In the two months between the midterm elections and the start of the new Congress, Republican opposition to McCarthy’s promotion has been growing steadily. In fact, my first post-election report on McCarthy’s difficulties ran on Nov. 10 — two days after the midterms — and noted a Republican source who’d told Fox News, “Knives are out for Kevin McCarthy.”
Three weeks later, amid scuttlebutt about who might emerge as a Republican alternative, Politico reported that retiring Republican Rep. Fred Upton of Michigan had been mentioned as a possible compromise pick — who could garner some Democratic support. (The chatter reached Donald Trump, leading the former president to denounce the idea by way of his social media platform.)
Yesterday, as The Detroit News reported, Upton sounded surprisingly interested in the gig.
Former Michigan U.S. Rep. Fred Upton says the possibility he could become a consensus candidate to break the Republican House speaker stand-off is “an intriguing suggestion that I have not rejected.”
The News’ report added that Upton has generally demurred when asked about this possibility, but yesterday, the retired congressman swung the door wide open, saying he’d be willing to serve as speaker in order to “put an end to the dysfunction that is doing so much damage to the country.”
The Michigan Republican added, “I would need Democrats. I could get a significant number of Republicans.”
The next question, of course, is whether Democrats would go along with such a plan.
Stepping back, there are basically three possible agreements Democrats and Republicans could theoretically reach in the race for House speaker:
- The parties could rally around a relatively centrist Democrat who some Republicans could tolerate.
- The parties could rally around a relatively centrist Republican who many Democrats could tolerate.

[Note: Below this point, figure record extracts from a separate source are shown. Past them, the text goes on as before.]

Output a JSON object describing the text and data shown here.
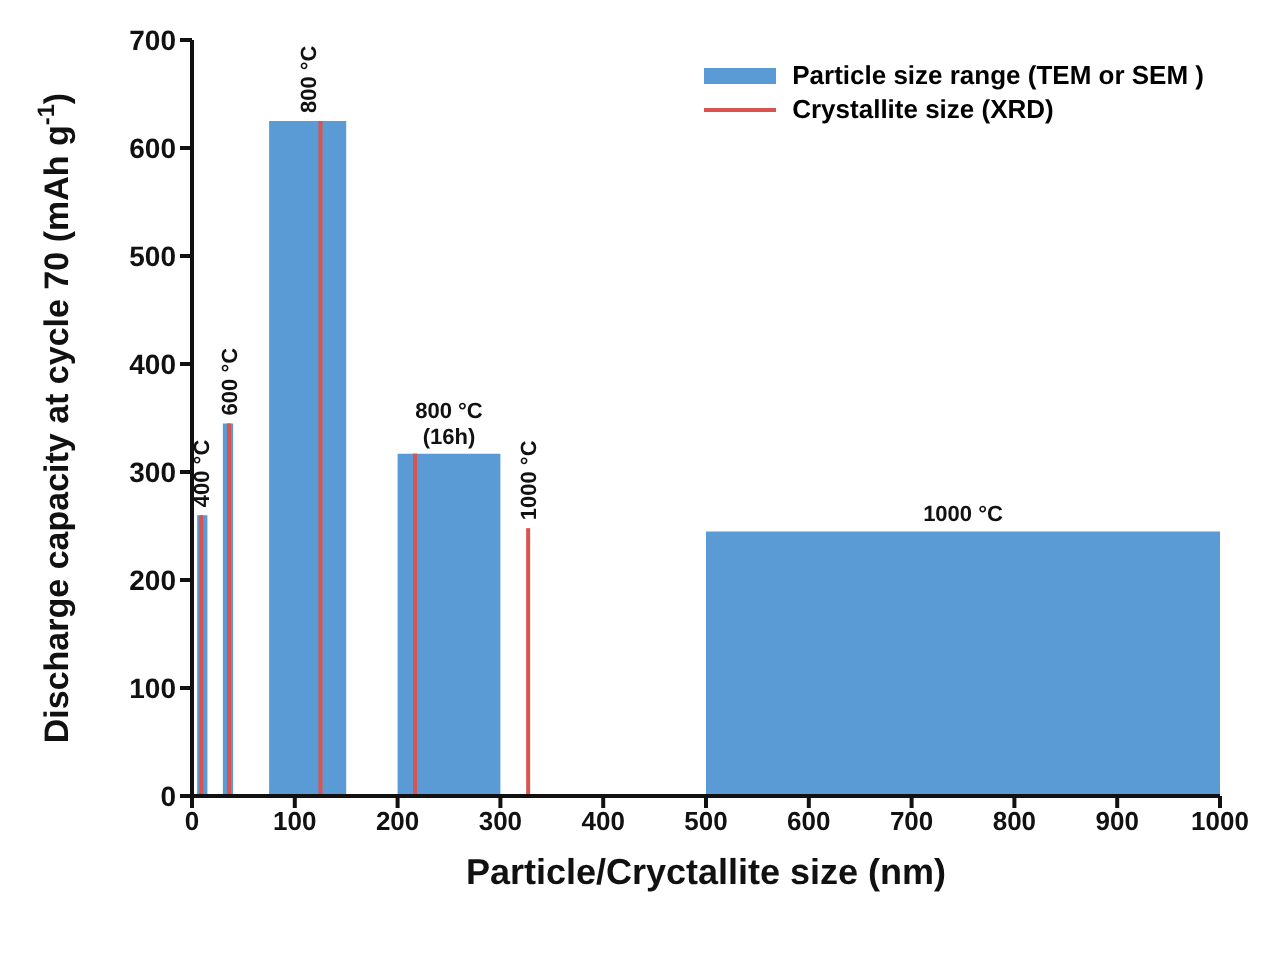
{
  "chart_data": {
    "type": "histogram",
    "xlabel": "Particle/Cryctallite size (nm)",
    "ylabel": "Discharge capacity at cycle 70 (mAh g$^{-1}$)",
    "xlim": [
      0,
      1000
    ],
    "xticks": [
      0,
      100,
      200,
      300,
      400,
      500,
      600,
      700,
      800,
      900,
      1000
    ],
    "ylim": [
      0,
      700
    ],
    "yticks": [
      0,
      100,
      200,
      300,
      400,
      500,
      600,
      700
    ],
    "legend": "top right",
    "grid": false,
    "series": [
      {
        "name": "Particle size range (TEM or SEM )",
        "color": "#5b9bd5",
        "bins": [
          5,
          15,
          30,
          40,
          75,
          150,
          200,
          300,
          500,
          1000
        ],
        "values": [
          260,
          null,
          345,
          null,
          625,
          null,
          317,
          null,
          245
        ]
      },
      {
        "type": "bar",
        "name": "Crystallite size (XRD)",
        "color": "#d9534f",
        "x": [
          9,
          36,
          125,
          217,
          327
        ],
        "values": [
          260,
          345,
          625,
          317,
          248
        ]
      }
    ],
    "annotations": [
      {
        "text": "400 °C",
        "x": 9,
        "y": 260
      },
      {
        "text": "600 °C",
        "x": 36,
        "y": 345
      },
      {
        "text": "800 °C",
        "x": 112.5,
        "y": 625
      },
      {
        "text": "800 °C\n(16h)",
        "x": 250,
        "y": 317
      },
      {
        "text": "1000 °C",
        "x": 327,
        "y": 248
      },
      {
        "text": "1000 °C",
        "x": 750,
        "y": 245
      }
    ]
  }
}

- The parties could strike some kind of deal with McCarthy that would give him the gavel he’s so desperate to grab.
The first option seems the least likely given the circumstances: Any Republican who backed a Democrat for speaker — after voters elected a GOP majority in the chamber — would see their careers in Republican politics come to an abrupt end.

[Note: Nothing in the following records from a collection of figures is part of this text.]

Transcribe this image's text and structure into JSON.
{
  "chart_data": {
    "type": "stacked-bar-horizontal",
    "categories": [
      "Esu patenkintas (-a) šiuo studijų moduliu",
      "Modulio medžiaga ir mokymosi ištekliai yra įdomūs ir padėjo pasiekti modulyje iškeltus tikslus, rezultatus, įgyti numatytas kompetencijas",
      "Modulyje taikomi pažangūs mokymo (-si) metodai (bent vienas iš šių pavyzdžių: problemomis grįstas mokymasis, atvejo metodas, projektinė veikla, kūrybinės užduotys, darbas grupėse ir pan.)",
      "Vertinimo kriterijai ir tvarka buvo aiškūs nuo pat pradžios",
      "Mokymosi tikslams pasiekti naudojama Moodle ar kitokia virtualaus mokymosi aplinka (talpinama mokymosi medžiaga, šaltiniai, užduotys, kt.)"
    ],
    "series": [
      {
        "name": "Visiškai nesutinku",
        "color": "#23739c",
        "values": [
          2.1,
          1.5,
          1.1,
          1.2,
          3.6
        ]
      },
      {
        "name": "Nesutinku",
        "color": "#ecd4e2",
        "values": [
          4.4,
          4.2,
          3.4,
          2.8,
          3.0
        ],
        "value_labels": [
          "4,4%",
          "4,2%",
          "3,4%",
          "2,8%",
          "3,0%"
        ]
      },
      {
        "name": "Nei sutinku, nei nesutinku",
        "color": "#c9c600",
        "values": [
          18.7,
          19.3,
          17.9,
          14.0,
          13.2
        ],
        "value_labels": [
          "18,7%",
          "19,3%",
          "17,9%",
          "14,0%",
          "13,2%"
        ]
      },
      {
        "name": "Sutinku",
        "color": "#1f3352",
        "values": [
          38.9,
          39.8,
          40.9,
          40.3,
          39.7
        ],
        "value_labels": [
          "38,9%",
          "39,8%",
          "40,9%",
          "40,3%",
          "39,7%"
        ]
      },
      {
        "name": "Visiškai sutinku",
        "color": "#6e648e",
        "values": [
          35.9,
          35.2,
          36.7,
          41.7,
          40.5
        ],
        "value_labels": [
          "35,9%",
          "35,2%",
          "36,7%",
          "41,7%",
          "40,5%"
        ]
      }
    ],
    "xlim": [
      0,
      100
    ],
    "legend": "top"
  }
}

The third option also seems far-fetched: Democrats do not like, trust, or respect McCarthy, and they do not see him as more appealing than any of his far-right rivals.

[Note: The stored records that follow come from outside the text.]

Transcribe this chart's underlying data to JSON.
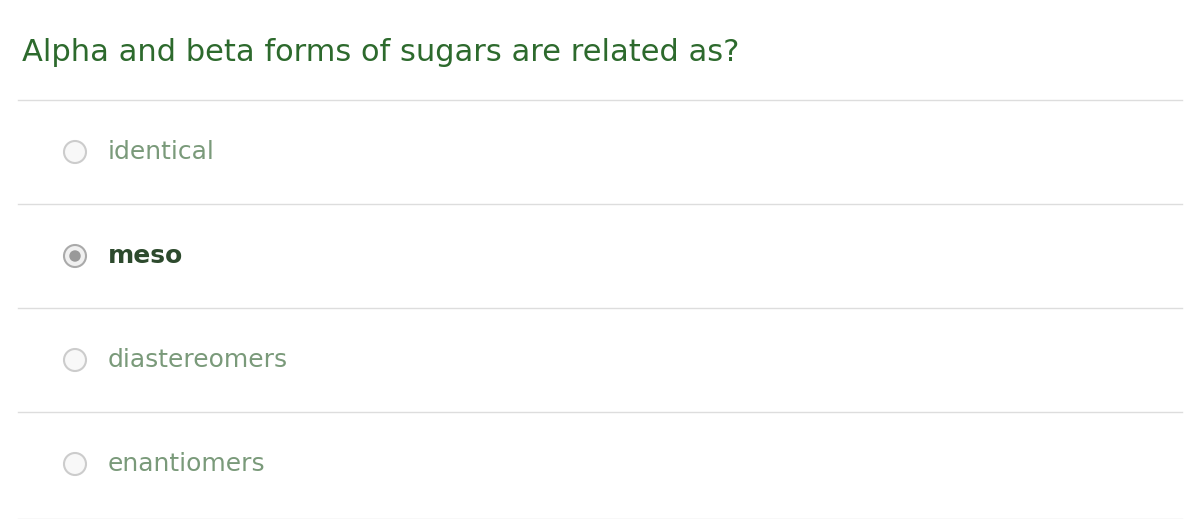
{
  "title": "Alpha and beta forms of sugars are related as?",
  "title_color": "#2d6a2d",
  "title_fontsize": 22,
  "background_color": "#ffffff",
  "options": [
    "identical",
    "meso",
    "diastereomers",
    "enantiomers"
  ],
  "selected_index": 1,
  "option_text_color_normal": "#7a9a7a",
  "option_text_color_selected": "#2d4a2d",
  "option_fontsize": 18,
  "radio_edge_normal": "#cccccc",
  "radio_fill_normal": "#ffffff",
  "radio_edge_selected": "#aaaaaa",
  "radio_fill_selected_inner": "#999999",
  "divider_color": "#dddddd",
  "divider_linewidth": 1.0,
  "fig_width": 12.0,
  "fig_height": 5.19,
  "dpi": 100
}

But what about a relative GOP centrist, such as Upton, standing behind Door #2? What’s to stop the retired congressman from striking a deal with House Democrats — a deal that could include, among other things, an agreement on raising the debt ceiling in a sane way — and finding a half-dozen GOP House members who might want to end the drama and back a mainstream Republican they know and admire?
It’d be an overstatement to describe such a scenario as likely. It is not. For one thing, Upton is well to the right of every Democrat in the House, without exception. For another, I’m not at all sure there are even six GOP House members who’d go along with such a plan.
But the odds of such a plan coming to fruition aren’t zero.
Indeed, let’s not forget that Nebraska Rep. Don Bacon, a relative moderate among House Republicans, told NBC News in mid-November that he’d be willing to work with Democrats to elect a more mainstream leader for the chamber.
“I will support Kevin McCarthy, but if we do get to that point, I do want the country to work and we need to govern. We can’t sit neutral; we can’t have total gridlock for two years,” Bacon said on Nov. 14.
Asked whether he was prepared to team up with Democrats, Bacon added, “Yes, but that’s assuming we can’t get to 218 beforehand.”
Well, as of yesterday, reaching 218 appears awfully difficult.
Watch this space.
Postscript: In case this isn't obvious, under House rules, members have the ability to elect literally anyone as speaker, not just sitting members. Upton, in other words, is fully eligible for the office, despite being retired.